Regionalization of Sonic hedgehog transcription along the anteroposterior axis of the mouse central nervous system is regulated by Hnf3-dependent and -independent mechanisms.

Abstract

The axial midline mesoderm and the ventral midline of the neural tube, the floor plate, share the property of being a source of the secreted protein, Sonic hedgehog (Shh), which has the capacity to induce a variety of ventral cell types along the length of the mouse CNS. To gain insight into the mechanisms by which Shh transcription is initiated in these tissues, we set out to identify the cis-acting sequences regulating Shh gene expression. As an approach, we have tested genomic clones encompassing 35 kb of the Shh locus for their ability to direct a lacZ reporter gene to the temporally and spatially restricted confines of the Shh expression domains in transgenic mice.
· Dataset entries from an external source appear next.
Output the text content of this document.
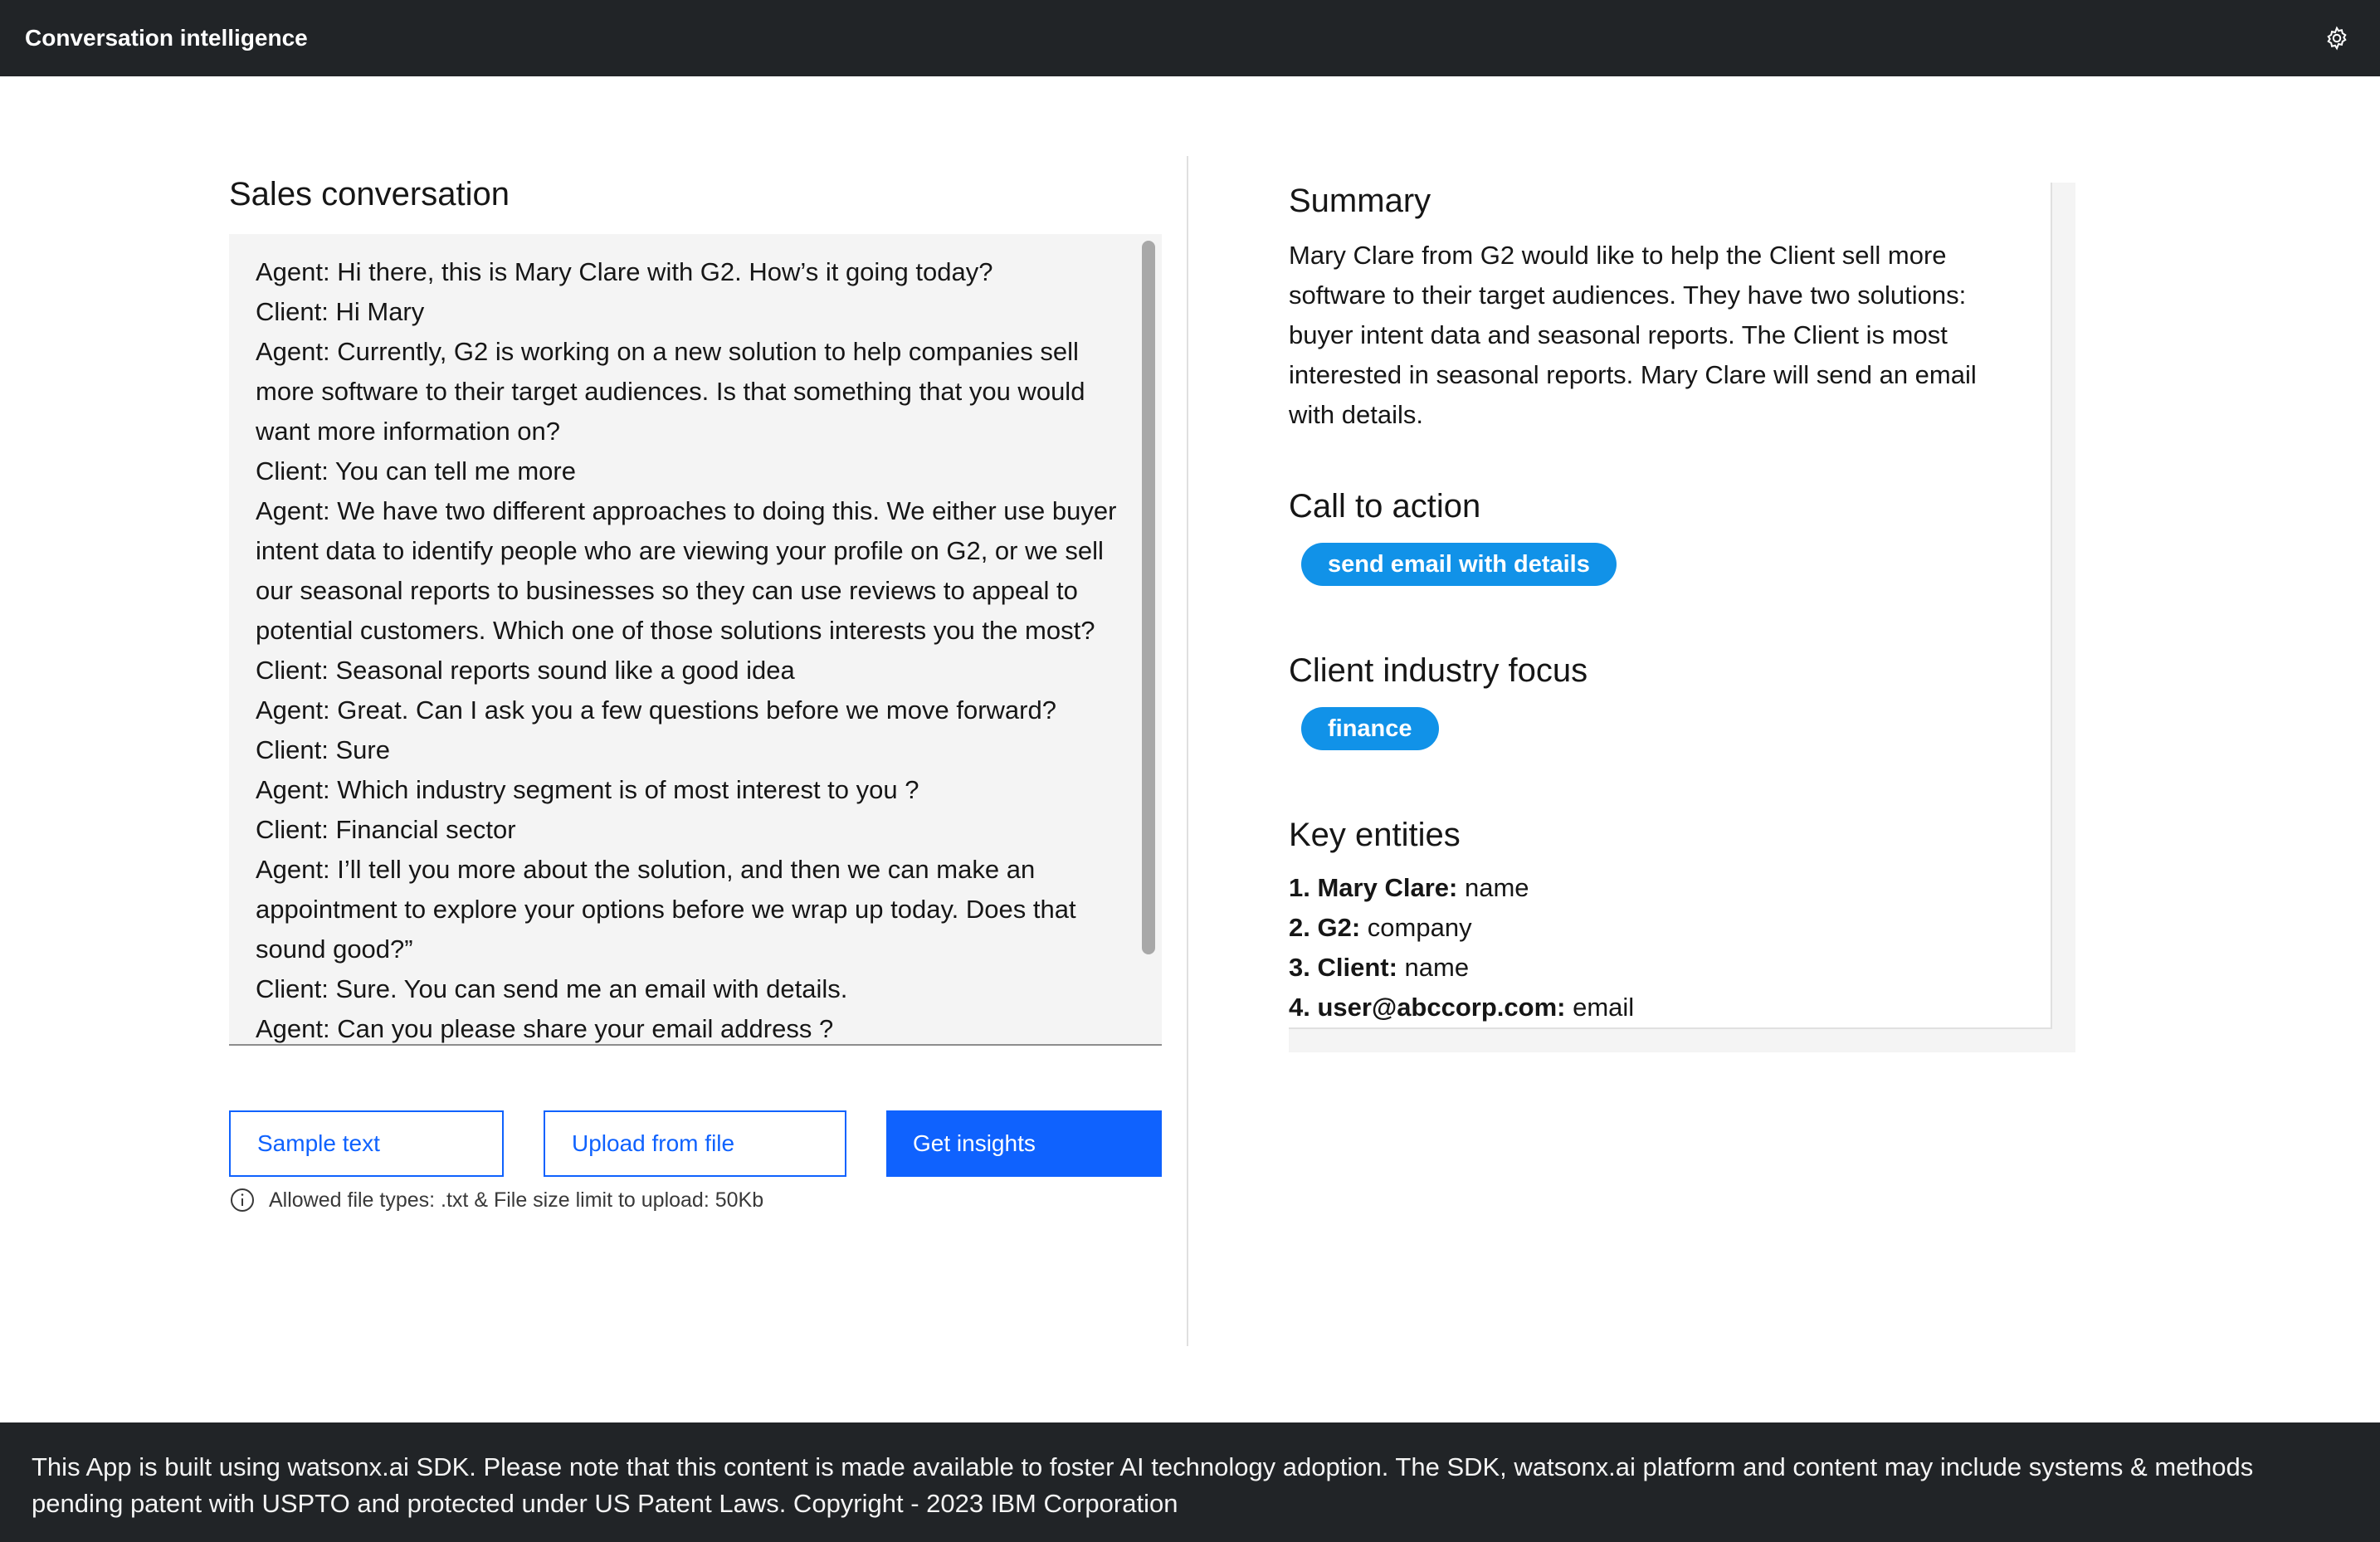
Conversation intelligence
Sales conversation
Agent: Hi there, this is Mary Clare with G2. How’s it going today?
Client: Hi Mary
Agent: Currently, G2 is working on a new solution to help companies sell more software to their target audiences. Is that something that you would want more information on?
Client: You can tell me more
Agent: We have two different approaches to doing this. We either use buyer intent data to identify people who are viewing your profile on G2, or we sell our seasonal reports to businesses so they can use reviews to appeal to potential customers. Which one of those solutions interests you the most?
Client: Seasonal reports sound like a good idea
Agent: Great. Can I ask you a few questions before we move forward?
Client: Sure
Agent: Which industry segment is of most interest to you ?
Client: Financial sector
Agent: I’ll tell you more about the solution, and then we can make an appointment to explore your options before we wrap up today. Does that sound good?”
Client: Sure. You can send me an email with details.
Agent: Can you please share your email address ?
Sample text	Upload from file	Get insights
Allowed file types: .txt & File size limit to upload: 50Kb
Summary
Mary Clare from G2 would like to help the Client sell more software to their target audiences. They have two solutions: buyer intent data and seasonal reports. The Client is most interested in seasonal reports. Mary Clare will send an email with details.
Call to action
send email with details
Client industry focus
finance
Key entities
1. Mary Clare: name
2. G2: company
3. Client: name
4. user@abccorp.com: email
This App is built using watsonx.ai SDK. Please note that this content is made available to foster AI technology adoption. The SDK, watsonx.ai platform and content may include systems & methods pending patent with USPTO and protected under US Patent Laws. Copyright - 2023 IBM Corporation
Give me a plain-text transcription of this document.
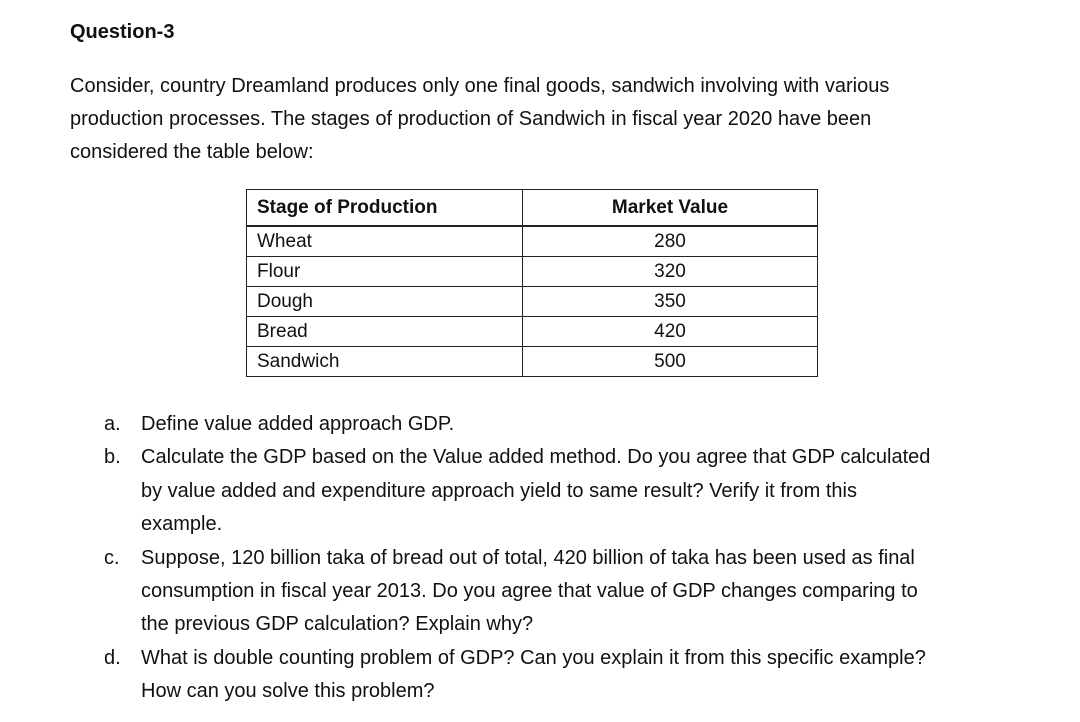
Question-3
Consider, country Dreamland produces only one final goods, sandwich involving with various
production processes. The stages of production of Sandwich in fiscal year 2020 have been
considered the table below:
Stage of Production	Market Value
Wheat	280
Flour	320
Dough	350
Bread	420
Sandwich	500
a. Define value added approach GDP.
b. Calculate the GDP based on the Value added method. Do you agree that GDP calculated
by value added and expenditure approach yield to same result? Verify it from this
example.
c. Suppose, 120 billion taka of bread out of total, 420 billion of taka has been used as final
consumption in fiscal year 2013. Do you agree that value of GDP changes comparing to
the previous GDP calculation? Explain why?
d. What is double counting problem of GDP? Can you explain it from this specific example?
How can you solve this problem?
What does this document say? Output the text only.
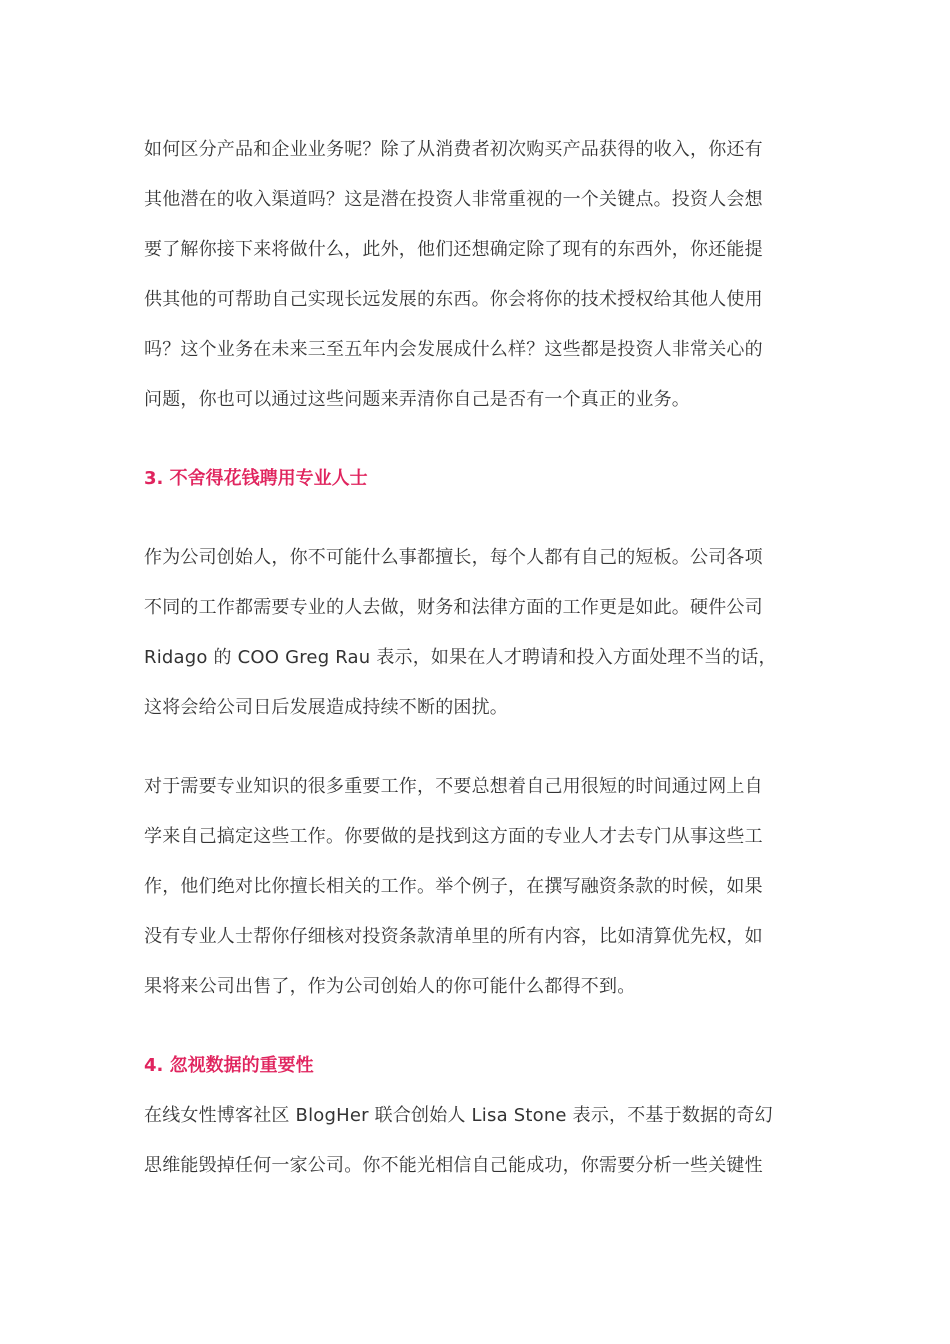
如何区分产品和企业业务呢？除了从消费者初次购买产品获得的收入，你还有
其他潜在的收入渠道吗？这是潜在投资人非常重视的一个关键点。投资人会想
要了解你接下来将做什么，此外，他们还想确定除了现有的东西外，你还能提
供其他的可帮助自己实现长远发展的东西。你会将你的技术授权给其他人使用
吗？这个业务在未来三至五年内会发展成什么样？这些都是投资人非常关心的
问题，你也可以通过这些问题来弄清你自己是否有一个真正的业务。
3. 不舍得花钱聘用专业人士
作为公司创始人，你不可能什么事都擅长，每个人都有自己的短板。公司各项
不同的工作都需要专业的人去做，财务和法律方面的工作更是如此。硬件公司
Ridago 的 COO Greg Rau 表示，如果在人才聘请和投入方面处理不当的话，
这将会给公司日后发展造成持续不断的困扰。
对于需要专业知识的很多重要工作，不要总想着自己用很短的时间通过网上自
学来自己搞定这些工作。你要做的是找到这方面的专业人才去专门从事这些工
作，他们绝对比你擅长相关的工作。举个例子，在撰写融资条款的时候，如果
没有专业人士帮你仔细核对投资条款清单里的所有内容，比如清算优先权，如
果将来公司出售了，作为公司创始人的你可能什么都得不到。
4. 忽视数据的重要性
在线女性博客社区 BlogHer 联合创始人 Lisa Stone 表示，不基于数据的奇幻
思维能毁掉任何一家公司。你不能光相信自己能成功，你需要分析一些关键性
Three enhancers were identified that directed lacZ expression to distinct regions along the anteroposterior axis including the ventral midline of the spinal cord, hindbrain, rostral midbrain and caudal diencephalon, suggesting that multiple transcriptional regulators are required to initiate Shh gene expression within the CNS. In addition, regulatory sequences were also identified that directed reporter expression to the notochord, albeit, under limited circumstances. Sequence analysis of the genomic clones responsible for enhancer activity from a variety of organisms, including mouse, chicken and human, have identified highly conserved binding sites for the hepatocyte nuclear factor 3 (Hnf3) family of transcriptional regulators in some, but not all, of the enhancers. Moreover, the generation of mutations in the Hnf3-binding sites showed their requirement in certain, but not all, aspects of Shh reporter expression. Taken together, our results support the existence of Hnf3-dependent and -independent mechanisms in the direct activation of Shh transcription within the CNS and axial mesoderm.